Par ailleurs, l’opération s’inscrit dans le cadre plus large de l’espace monétaire de l’UEMOA. Elle permettra de disposer de données comparables entre les États membres, afin de renforcer la coordination régionale et de stimuler la fluidité des flux financiers intra-régionaux.
Cependant, les défis restent nombreux. Disposer de bons outils statistiques, c’est un préalable, mais encore faut-il que les réformes suivent. L’accès bancaire, la confiance dans les institutions, la capacité à rembourser des crédits, la digitalisation, l’éducation financière, l’infrastructure numérique ou électrique : tout cela conditionne la traduction des résultats de l’enquête en transformation réelle. Le Togo devra veiller à ce que les données recueillies ne restent pas un exercice de reporting mais donnent naissance à des programmes concrets.
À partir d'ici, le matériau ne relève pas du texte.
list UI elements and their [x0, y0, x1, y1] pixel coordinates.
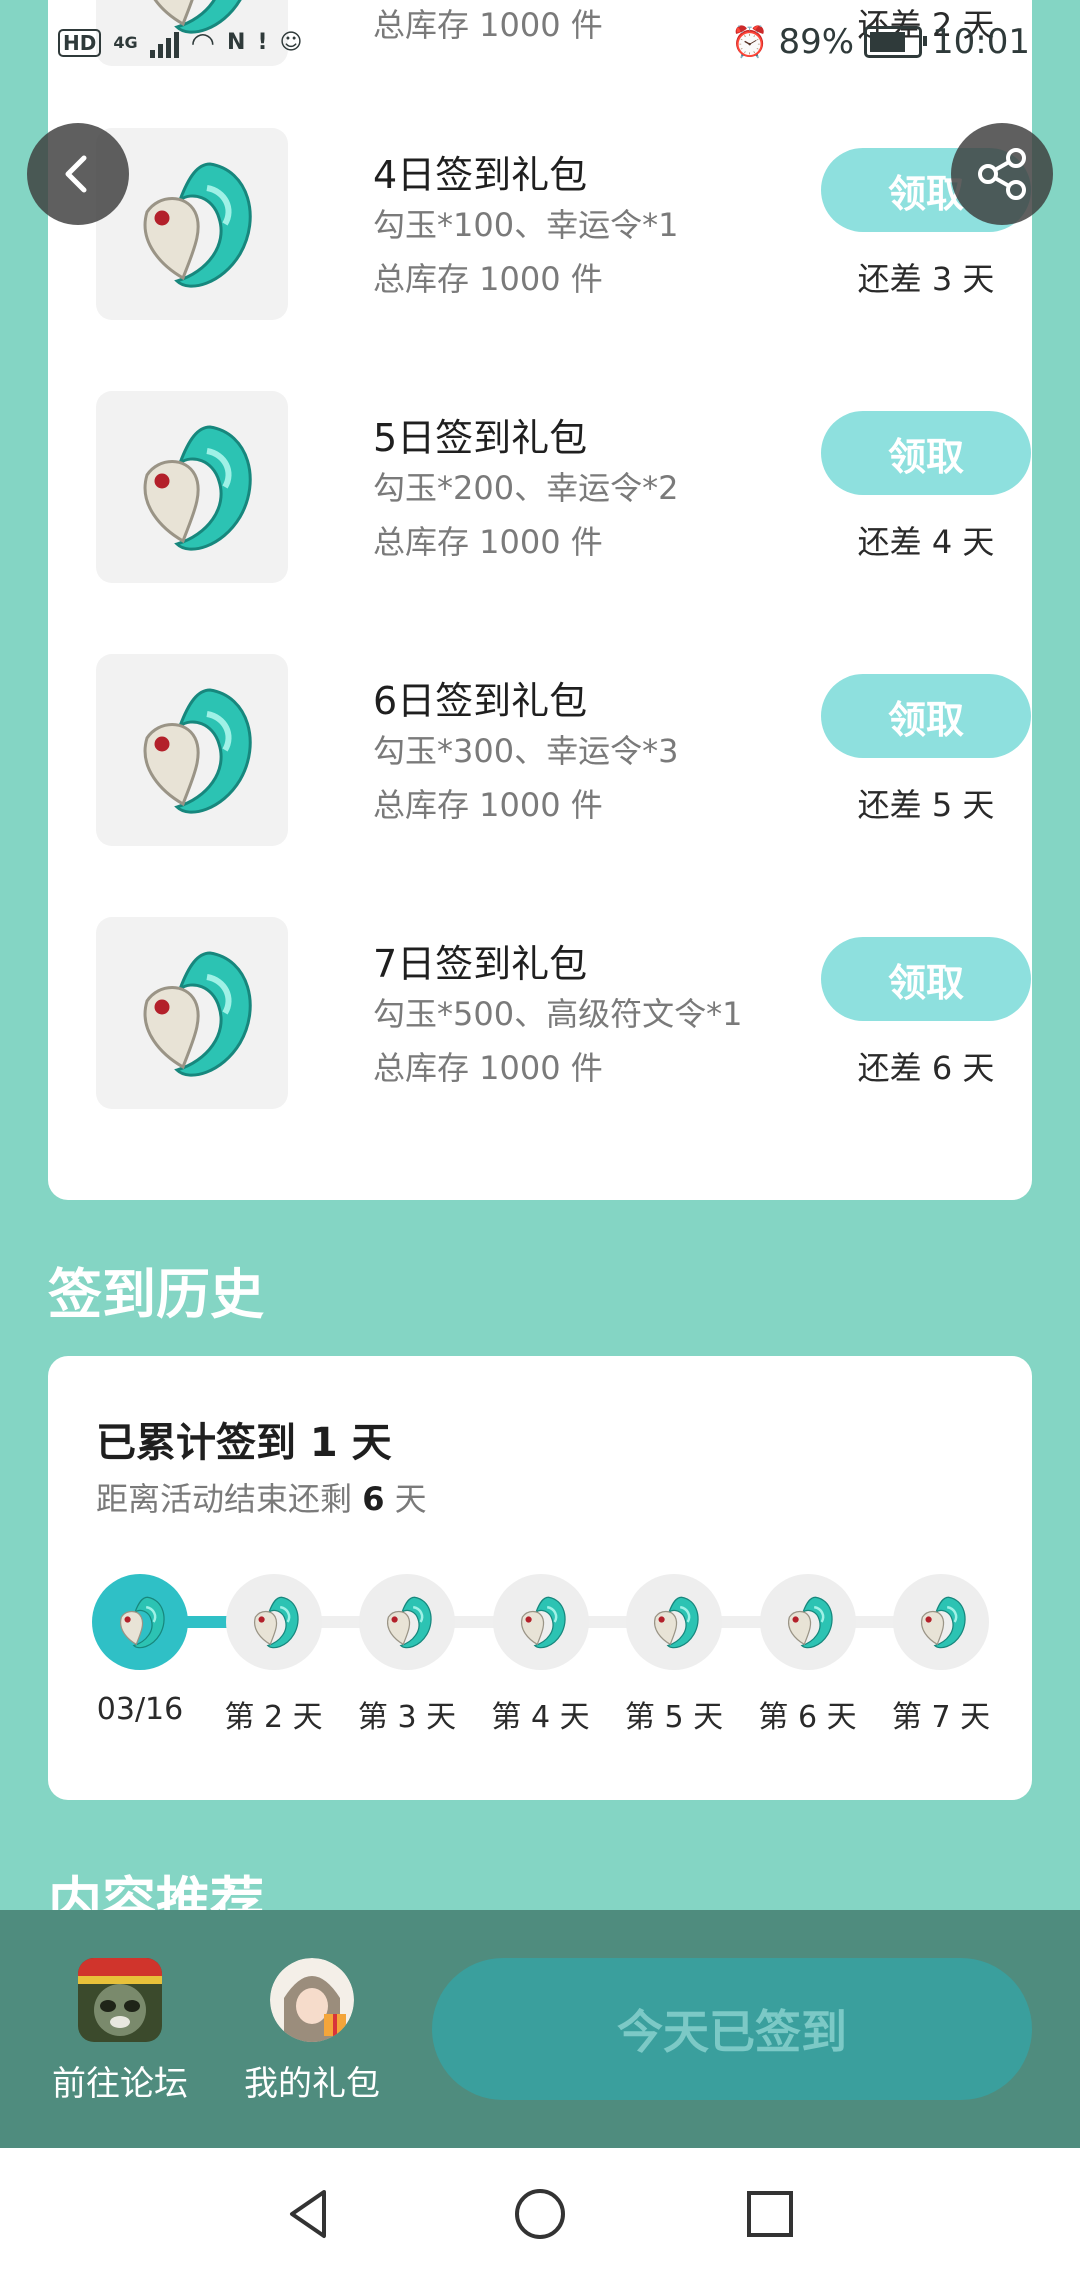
jade-magatama-icon — [253, 1596, 299, 1649]
nav-back-icon[interactable] — [278, 2184, 338, 2244]
claim-button[interactable]: 领取 — [821, 411, 1031, 495]
signed-in-today-button[interactable]: 今天已签到 — [432, 1958, 1032, 2100]
days-remaining: 还差 5 天 — [857, 786, 995, 824]
day-label: 03/16 — [96, 1692, 184, 1727]
day-marker — [626, 1574, 722, 1670]
status-bar: HD 4G ◠ N ! ☺ ⏰ 89% 10:01 — [0, 0, 1080, 92]
jade-magatama-icon — [520, 1596, 566, 1649]
days-remaining: 还差 3 天 — [857, 260, 995, 298]
network-type: 4G — [113, 32, 138, 52]
day-label: 第 6 天 — [758, 1700, 857, 1735]
gift-item: 7日签到礼包勾玉*500、高级符文令*1 总库存 1000 件 领取还差 6 天 — [48, 913, 1032, 1113]
gift-title: 5日签到礼包 — [373, 416, 588, 460]
day-marker — [492, 1574, 589, 1670]
notification-icon: ☺ — [279, 30, 303, 55]
jade-magatama-icon — [143, 951, 252, 1077]
gift-item: 4日签到礼包 勾玉*100、幸运令*1 总库存 1000 件领取 还差 3 天 — [48, 124, 1032, 324]
nav-recents-icon[interactable] — [740, 2184, 800, 2244]
gift-thumbnail — [96, 391, 288, 583]
jade-magatama-icon — [386, 1596, 432, 1649]
jade-magatama-icon — [920, 1596, 966, 1649]
nav-home-icon[interactable] — [510, 2184, 570, 2244]
gift-title: 6日签到礼包 — [373, 679, 588, 723]
wifi-icon: ◠ — [190, 26, 216, 59]
signal-icon — [149, 28, 179, 58]
hd-indicator: HD — [58, 28, 102, 57]
history-total: 已累计签到 1 天 — [96, 1420, 392, 1466]
day-label: 第 3 天 — [357, 1700, 457, 1735]
forum-label: 前往论坛 — [52, 2064, 188, 2104]
jade-magatama-icon — [143, 425, 252, 551]
day-marker — [893, 1574, 989, 1670]
gift-thumbnail — [96, 917, 288, 1109]
gift-contents: 勾玉*100、幸运令*1 — [373, 206, 679, 244]
my-gifts-link[interactable]: 我的礼包 — [237, 1958, 387, 2105]
gift-stock: 总库存 1000 件 — [373, 1049, 603, 1087]
jade-magatama-icon — [143, 162, 252, 288]
bottom-action-bar: 前往论坛 我的礼包 今天已签到 — [0, 1910, 1080, 2148]
system-nav-bar — [0, 2148, 1080, 2280]
gift-title: 7日签到礼包 — [373, 942, 588, 986]
day-marker — [225, 1574, 322, 1670]
avatar — [270, 1958, 354, 2042]
jade-magatama-icon — [787, 1596, 833, 1649]
jade-magatama-icon — [119, 1596, 165, 1649]
day-label: 第 4 天 — [491, 1700, 590, 1735]
share-button[interactable] — [951, 123, 1053, 225]
day-marker — [759, 1574, 856, 1670]
claim-button[interactable]: 领取 — [821, 937, 1031, 1021]
gift-contents: 勾玉*200、幸运令*2 — [373, 469, 679, 507]
gift-contents: 勾玉*300、幸运令*3 — [373, 732, 679, 770]
gift-stock: 总库存 1000 件 — [373, 523, 603, 561]
jade-magatama-icon — [653, 1596, 699, 1649]
nfc-icon: N — [227, 30, 246, 55]
status-left: HD 4G ◠ N ! ☺ — [58, 26, 302, 59]
remaining-suffix: 天 — [394, 1480, 427, 1518]
status-right: ⏰ 89% 10:01 — [731, 22, 1030, 62]
history-section-title: 签到历史 — [48, 1263, 264, 1326]
share-icon — [978, 148, 1026, 200]
gift-list-card: 勾玉*300、招募令*3总库存 1000 件领取还差 2 天4日签到礼包勾玉*1… — [48, 0, 1032, 1200]
history-card: 已累计签到 1 天 距离活动结束还剩 6 天 03/16 第 2 天第 3 天第 … — [48, 1356, 1032, 1800]
day-marker — [92, 1574, 188, 1670]
gift-item: 5日签到礼包勾玉*200、幸运令*2 总库存 1000 件 领取还差 4 天 — [48, 387, 1032, 587]
my-gifts-label: 我的礼包 — [244, 2064, 380, 2104]
gift-stock: 总库存 1000 件 — [373, 786, 603, 824]
jade-magatama-icon — [143, 688, 252, 814]
day-label: 第 7 天 — [891, 1700, 991, 1735]
back-button[interactable] — [27, 123, 129, 225]
chevron-left-icon — [65, 155, 87, 193]
forum-link[interactable]: 前往论坛 — [45, 1958, 195, 2105]
remaining-prefix: 距离活动结束还剩 — [96, 1480, 353, 1518]
game-icon — [78, 1958, 162, 2042]
alert-icon: ! — [257, 30, 268, 55]
days-remaining: 还差 6 天 — [857, 1049, 995, 1087]
clock: 10:01 — [932, 22, 1030, 62]
claim-button[interactable]: 领取 — [821, 674, 1031, 758]
alarm-icon: ⏰ — [731, 24, 769, 60]
day-marker — [359, 1574, 455, 1670]
battery-icon — [864, 26, 928, 58]
gift-contents: 勾玉*500、高级符文令*1 — [373, 995, 743, 1033]
gift-title: 4日签到礼包 — [373, 153, 588, 197]
gift-thumbnail — [96, 654, 288, 846]
remaining-days: 6 — [362, 1480, 385, 1518]
gift-stock: 总库存 1000 件 — [373, 260, 603, 298]
day-label: 第 2 天 — [224, 1700, 323, 1735]
history-remaining: 距离活动结束还剩 6 天 — [96, 1474, 427, 1520]
gift-item: 6日签到礼包勾玉*300、幸运令*3 总库存 1000 件 领取还差 5 天 — [48, 650, 1032, 850]
days-remaining: 还差 4 天 — [857, 523, 995, 561]
day-label: 第 5 天 — [624, 1700, 724, 1735]
battery-percent: 89% — [778, 22, 855, 62]
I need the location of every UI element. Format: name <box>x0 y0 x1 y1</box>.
Pourquoi est-ce important ?
Pour l’économie ouest-africaine, cette initiative togolaise est emblématique. Elle montre que l’inclusion financière n’est pas seulement une question sociale ou d’aide, mais un pilier structurel du développement économique. En permettant à plus de citoyens et d’entreprises, notamment dans le secteur informel, d’entrer dans l’écosystème financier, on augmente le bassin de crédit, la mobilisation de l’épargne domestique, et on prépare un terrain plus solide pour des investissements productifs.
Dans la sous‐région, un pays comme le Togo qui améliore sa couverture financière contribue à renforcer l’intégration économique : des artisans qui accèdent à des micro-crédits, des agriculteurs qui s’équipent, des PME numériques qui se financent, cela génère non seulement de l’activité locale mais aussi des chaînes de valeur régionales. Considérant que l’UEMOA vise l’harmonisation des services financiers et la réduction des disparités, ce type d’enquête fournit le matériau indispensable à l’action coordonnée.
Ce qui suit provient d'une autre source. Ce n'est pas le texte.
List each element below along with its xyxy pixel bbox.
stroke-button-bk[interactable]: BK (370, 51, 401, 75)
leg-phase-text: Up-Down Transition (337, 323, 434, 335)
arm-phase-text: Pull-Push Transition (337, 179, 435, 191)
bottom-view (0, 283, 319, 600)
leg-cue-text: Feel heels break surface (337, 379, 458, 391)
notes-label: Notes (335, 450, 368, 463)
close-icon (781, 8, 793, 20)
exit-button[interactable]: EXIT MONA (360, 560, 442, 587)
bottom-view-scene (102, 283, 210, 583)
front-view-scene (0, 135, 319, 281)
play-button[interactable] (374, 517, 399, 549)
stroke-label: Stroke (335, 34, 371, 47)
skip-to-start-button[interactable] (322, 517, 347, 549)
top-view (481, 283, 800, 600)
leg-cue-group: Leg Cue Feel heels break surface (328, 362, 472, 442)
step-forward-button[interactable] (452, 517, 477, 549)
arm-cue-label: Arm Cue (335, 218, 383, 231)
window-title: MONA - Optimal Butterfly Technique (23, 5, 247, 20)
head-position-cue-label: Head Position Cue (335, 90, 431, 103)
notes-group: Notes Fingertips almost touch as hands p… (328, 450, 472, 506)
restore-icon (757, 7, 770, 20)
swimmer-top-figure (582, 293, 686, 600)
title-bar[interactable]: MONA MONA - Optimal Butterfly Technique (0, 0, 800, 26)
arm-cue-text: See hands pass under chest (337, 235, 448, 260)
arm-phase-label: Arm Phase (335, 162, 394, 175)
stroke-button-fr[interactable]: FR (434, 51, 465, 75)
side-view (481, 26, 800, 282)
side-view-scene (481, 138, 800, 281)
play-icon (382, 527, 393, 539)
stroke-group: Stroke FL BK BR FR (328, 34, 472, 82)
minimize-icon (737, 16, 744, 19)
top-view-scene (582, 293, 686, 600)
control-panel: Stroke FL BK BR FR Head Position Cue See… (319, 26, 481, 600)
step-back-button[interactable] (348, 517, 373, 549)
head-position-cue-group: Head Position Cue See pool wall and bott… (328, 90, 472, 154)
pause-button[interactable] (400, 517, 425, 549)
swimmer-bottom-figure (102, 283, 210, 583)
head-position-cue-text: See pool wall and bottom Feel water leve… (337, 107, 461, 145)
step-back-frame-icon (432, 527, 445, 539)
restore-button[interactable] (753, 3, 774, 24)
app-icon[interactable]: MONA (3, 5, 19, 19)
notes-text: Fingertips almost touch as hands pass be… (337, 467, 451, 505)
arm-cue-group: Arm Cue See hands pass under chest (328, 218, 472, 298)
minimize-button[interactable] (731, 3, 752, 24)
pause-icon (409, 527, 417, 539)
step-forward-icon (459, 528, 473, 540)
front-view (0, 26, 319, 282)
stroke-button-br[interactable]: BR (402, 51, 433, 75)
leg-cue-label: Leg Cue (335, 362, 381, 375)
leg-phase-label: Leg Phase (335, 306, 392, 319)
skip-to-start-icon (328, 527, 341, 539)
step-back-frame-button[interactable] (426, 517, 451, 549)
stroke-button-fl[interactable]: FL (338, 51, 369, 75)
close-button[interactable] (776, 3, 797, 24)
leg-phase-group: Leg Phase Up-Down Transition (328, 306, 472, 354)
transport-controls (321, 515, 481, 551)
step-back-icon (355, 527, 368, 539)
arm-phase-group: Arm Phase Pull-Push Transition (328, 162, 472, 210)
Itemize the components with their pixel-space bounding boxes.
Ensuite, dans un contexte mondial où les capitaux sont volatils, la diversification des sources de financement devient essentielle. Quand un État sait mieux qui utilise quels services financiers et comment, il devient plus crédible auprès des partenaires, plus apte à structurer des instruments d’épargne nationaux, et moins dépendant des flux externes. Le Togo, par cette enquête, pose une pierre à son architecture de souveraineté financière.
Enfin, sur le plan humain et social, l’accès aux services financiers est un levier d’inclusion réelle : les femmes, les jeunes, les populations rurales qui étaient jusque-là marginalisées peuvent désormais entrer dans le jeu économique à part entière. Cela contribue à la réduction des inégalités, au renforcement de la résilience face aux chocs (économiques, climatiques, sanitaires) et à l’accélération de la croissance inclusive.
En plaçant l’inclusion financière au cœur de l’action publique, le Togo se donne les moyens de transformer l’accès en opportunité, les données en stratégie, et l’épargne en investissements pour une économie plus forte et plus juste.